The Common Cellular Events in the Neurodegenerative Diseases and the Associated Role of Endoplasmic Reticulum Stress

Abstract

Neurodegenerative diseases are inseparably linked with aging and increase as life expectancy extends. There are common dysfunctions in various cellular events shared among neurogenerative diseases, such as calcium dyshomeostasis, neuroinflammation, and age-associated decline in the autophagy-lysosome system. However, most of all, the prominent pathological feature of neurodegenerative diseases is the toxic buildup of misfolded protein aggregates and inclusion bodies accompanied by an impairment in proteostasis. Recent studies have suggested a close association between endoplasmic reticulum (ER) stress and neurodegenerative pathology in cellular and animal models as well as in human patients. The contribution of mutant or misfolded protein-triggered ER stress and its associated signaling events, such as unfolded protein response (UPR), to the pathophysiology of various neurodegenerative disorders, including Alzheimer's, Parkinson's, and Huntington's disease, amyotrophic lateral sclerosis, and prion disease, is described here. Impaired UPR action is commonly attributed to exacerbated ER stress, pathogenic protein aggregate accumulation, and deteriorating neurodegenerative pathologies. Thus, activating certain UPR components has been shown to alleviate ER stress and its associated neurodegeneration. However, uncontrolled activation of some UPR factors has also been demonstrated to worsen neurodegenerative phenotypes, suggesting that detailed molecular mechanisms around ER stress and its related neurodegenerations should be understood to develop effective therapeutics against aging-associated neurological syndromes. We also discuss current therapeutic endeavors, such as the development of small molecules that selectively target individual UPR components and address ER stress in general.

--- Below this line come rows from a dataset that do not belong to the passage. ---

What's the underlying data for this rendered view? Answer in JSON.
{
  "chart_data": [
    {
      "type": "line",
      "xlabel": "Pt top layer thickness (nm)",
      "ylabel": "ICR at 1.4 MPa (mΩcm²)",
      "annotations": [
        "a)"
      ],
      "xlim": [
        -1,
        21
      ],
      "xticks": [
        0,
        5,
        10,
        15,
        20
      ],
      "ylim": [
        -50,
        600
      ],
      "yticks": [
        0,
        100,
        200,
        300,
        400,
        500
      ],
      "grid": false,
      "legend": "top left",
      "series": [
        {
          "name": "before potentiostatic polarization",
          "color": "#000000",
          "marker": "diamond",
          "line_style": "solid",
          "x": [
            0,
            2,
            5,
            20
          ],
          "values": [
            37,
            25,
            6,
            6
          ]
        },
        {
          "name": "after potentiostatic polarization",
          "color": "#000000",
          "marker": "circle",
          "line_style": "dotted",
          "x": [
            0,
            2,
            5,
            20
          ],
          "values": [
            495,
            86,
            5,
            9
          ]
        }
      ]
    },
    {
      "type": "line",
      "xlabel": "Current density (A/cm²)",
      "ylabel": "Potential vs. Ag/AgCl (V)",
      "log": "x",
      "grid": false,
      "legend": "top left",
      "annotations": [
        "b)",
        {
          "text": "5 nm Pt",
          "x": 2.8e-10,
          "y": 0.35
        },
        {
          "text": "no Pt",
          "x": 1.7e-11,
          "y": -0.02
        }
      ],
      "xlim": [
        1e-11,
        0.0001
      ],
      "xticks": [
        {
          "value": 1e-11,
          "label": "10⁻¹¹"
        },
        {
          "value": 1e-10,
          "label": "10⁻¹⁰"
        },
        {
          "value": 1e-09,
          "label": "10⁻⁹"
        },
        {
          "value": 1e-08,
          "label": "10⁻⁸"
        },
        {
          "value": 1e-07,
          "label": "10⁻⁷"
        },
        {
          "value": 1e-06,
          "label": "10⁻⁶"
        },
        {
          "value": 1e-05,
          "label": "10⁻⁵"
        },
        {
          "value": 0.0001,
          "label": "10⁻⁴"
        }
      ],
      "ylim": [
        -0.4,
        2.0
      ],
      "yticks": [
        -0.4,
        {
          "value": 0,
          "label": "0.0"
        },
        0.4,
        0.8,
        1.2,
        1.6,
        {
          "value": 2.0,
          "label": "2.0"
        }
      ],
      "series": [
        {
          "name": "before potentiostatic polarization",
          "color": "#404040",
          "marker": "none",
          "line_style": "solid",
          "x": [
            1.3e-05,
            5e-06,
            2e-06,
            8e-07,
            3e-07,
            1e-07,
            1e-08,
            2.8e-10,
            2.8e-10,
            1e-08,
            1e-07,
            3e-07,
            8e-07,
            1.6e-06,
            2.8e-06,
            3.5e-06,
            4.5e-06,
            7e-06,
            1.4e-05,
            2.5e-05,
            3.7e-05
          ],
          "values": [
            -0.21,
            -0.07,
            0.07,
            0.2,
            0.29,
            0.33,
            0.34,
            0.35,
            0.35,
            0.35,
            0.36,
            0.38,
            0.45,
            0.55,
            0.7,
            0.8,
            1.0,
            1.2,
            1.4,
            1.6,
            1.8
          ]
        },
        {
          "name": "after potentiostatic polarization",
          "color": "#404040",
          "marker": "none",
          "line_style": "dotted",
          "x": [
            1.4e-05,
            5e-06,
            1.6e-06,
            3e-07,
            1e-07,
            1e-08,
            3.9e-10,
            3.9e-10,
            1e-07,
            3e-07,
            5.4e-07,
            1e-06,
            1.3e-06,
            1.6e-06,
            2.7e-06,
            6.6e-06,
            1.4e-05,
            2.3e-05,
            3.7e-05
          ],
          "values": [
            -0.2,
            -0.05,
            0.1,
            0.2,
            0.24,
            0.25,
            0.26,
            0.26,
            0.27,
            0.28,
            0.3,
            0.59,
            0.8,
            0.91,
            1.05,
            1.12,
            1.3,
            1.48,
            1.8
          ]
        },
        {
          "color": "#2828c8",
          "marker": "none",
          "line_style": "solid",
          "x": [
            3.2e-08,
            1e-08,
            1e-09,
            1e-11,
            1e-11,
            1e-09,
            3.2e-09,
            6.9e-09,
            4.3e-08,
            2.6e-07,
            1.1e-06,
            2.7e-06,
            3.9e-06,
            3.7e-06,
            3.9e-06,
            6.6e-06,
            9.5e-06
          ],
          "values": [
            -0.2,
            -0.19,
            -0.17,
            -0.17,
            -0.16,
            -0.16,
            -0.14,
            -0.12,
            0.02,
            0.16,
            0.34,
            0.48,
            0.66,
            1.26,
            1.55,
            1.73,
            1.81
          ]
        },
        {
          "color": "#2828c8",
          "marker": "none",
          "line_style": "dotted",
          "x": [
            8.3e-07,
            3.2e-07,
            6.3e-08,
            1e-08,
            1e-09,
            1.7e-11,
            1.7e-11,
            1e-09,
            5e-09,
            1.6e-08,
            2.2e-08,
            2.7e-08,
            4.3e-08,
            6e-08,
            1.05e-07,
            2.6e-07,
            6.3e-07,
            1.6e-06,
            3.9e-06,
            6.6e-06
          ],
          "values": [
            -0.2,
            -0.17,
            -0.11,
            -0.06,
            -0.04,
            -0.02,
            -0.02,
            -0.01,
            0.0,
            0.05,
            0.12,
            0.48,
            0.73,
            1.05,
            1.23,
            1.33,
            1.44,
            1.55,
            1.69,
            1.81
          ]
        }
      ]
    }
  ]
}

Keywords: Alzheimer’s disease; ER stress; Huntington’s disease; Parkinson’s disease; amyotrophic lateral sclerosis; endoplasmic reticulum; misfolded protein; neurodegenerative disease; prion disease; unfolded protein response.

Figure 1

Summary of UPR signaling cascade. UPR is initiated by GRP78’s dissociation from UPR components on the ER membrane under ER stress. PERK and IRE1 undergo autotransphosphorylation after their dimerization or oligomerization, and ATF6 is translocated to Golgi and cleaved by protease S1P and S2P. UPR activation enhances target gene expression to restore ER protein folding capacity or triggers cell death. TXNIP induced by PERK and IRE1 also activates the inflammasome and triggers subsequent cell death.

Figure 2

Misfolded protein clearance by autophagy and ERAD. For ERAD, unfolded/misfolded proteins are retrotranslocated to the cytosol through retrotranslocons such as Derlin and Hrd1, and ubiquitinated by E3 ligase (e.g., Hrd1; Sel1 is a cofactor of Hrd1). Polyubiquitinated ERAD substrate proteins are recognized and degraded by 26S proteasome in the cytosol. Protein aggregates, macromolecules, and organelles are also cleared via the autophagy-lysosomal pathway.

Figure 3

ER stress and neurodegeneration triggered by misfolded protein aggregates. Genetic mutations, aging, environmental insults, and various cellular stresses disrupt ER protein quality control and proper folding of proteins. Increased protein misfolding induces ER stress and accelerates the accumulation of disease-associated protein aggregates. ER chaperone activities and UPR pathways are enhanced as adaptive stress responses to alleviate ER stress. As a result, various chaperones and protein clearance mechanisms such as autophagy and ERAD contribute to refolding or eliminating misfolded proteins. However, when sustained ER stress in the neuron exceeds the capacity of adaptive responses to cope with protein misfolding, ER stress can lead to neuronal cell death and neuroinflammation, contributing to the development of neurodegenerative pathologies.